O'HARE: Well, Walgreen, the symbol is WAG, which is the nation's largest drug store in terms of sales is nicely positioned for a risk adverse market given its position in that consumer staples industry. The stock trades at about 22-times trailing 12-month earnings which is roughly a 25 percent discount to its five-year historical average in good financial shape with no debt, over $1 in free cash per share.
KANGAS: You know your fact and figures on that one. How about another one?
O'HARE: Proctor & Gamble is a name everyone knows. The symbol there is PG. It's a leading consumer staples company. The thing that we like about Proctor & Gamble it's coming off a year in which it delivered 5 percent EPS growth. It's got good visibility into the next fiscal year for looking for 13 to 14 percent growth and very strong from a financial standpoint. It's over (ph) $3 per share in free cash and just announced a plan to buy back up to $30 billion worth of stock over the next three years.
KANGAS: And the chart indicated it's not exactly at a high either, is it?

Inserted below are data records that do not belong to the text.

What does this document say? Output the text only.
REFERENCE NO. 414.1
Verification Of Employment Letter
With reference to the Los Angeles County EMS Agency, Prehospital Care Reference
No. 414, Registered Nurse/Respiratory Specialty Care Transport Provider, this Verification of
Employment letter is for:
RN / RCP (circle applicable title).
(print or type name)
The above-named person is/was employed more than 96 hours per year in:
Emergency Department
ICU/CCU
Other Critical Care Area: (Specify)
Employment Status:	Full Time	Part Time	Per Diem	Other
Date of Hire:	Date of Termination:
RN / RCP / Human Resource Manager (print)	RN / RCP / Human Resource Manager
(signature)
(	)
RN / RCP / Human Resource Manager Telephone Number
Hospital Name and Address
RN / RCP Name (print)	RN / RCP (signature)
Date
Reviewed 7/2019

O'HARE: No that's right. At 21 times trailing 12-month earnings, it's at about a 10 discount to its five-year historical average.
KANGAS: And finally, I understand that you like a tech stock. Which one is it?
O'HARE: Yeah, it's Cisco. The symbol is CSCO, the leading networker, just coming off a great quarter and strikingly had nothing but good things to say about the global economy including its business in the United States. John Chambers has done a great job managing this company. It too trades at roughly about a 20 percent discount to its five-year historical average, has - is also in good financial shape and is in an ideal position to capitalize on the competition between telecom companies and cable providers as they work to expand their communication networks.
KANGAS: Some very interesting selections there Pat. Do you own any of the stocks mentioned or have other disclosure to make?
O'HARE: No, I do not Paul.
KANGAS: All right, most interesting, we'll follow them with care. My guest tonight, Patrick O'Hare, editor in chief at briefing.com.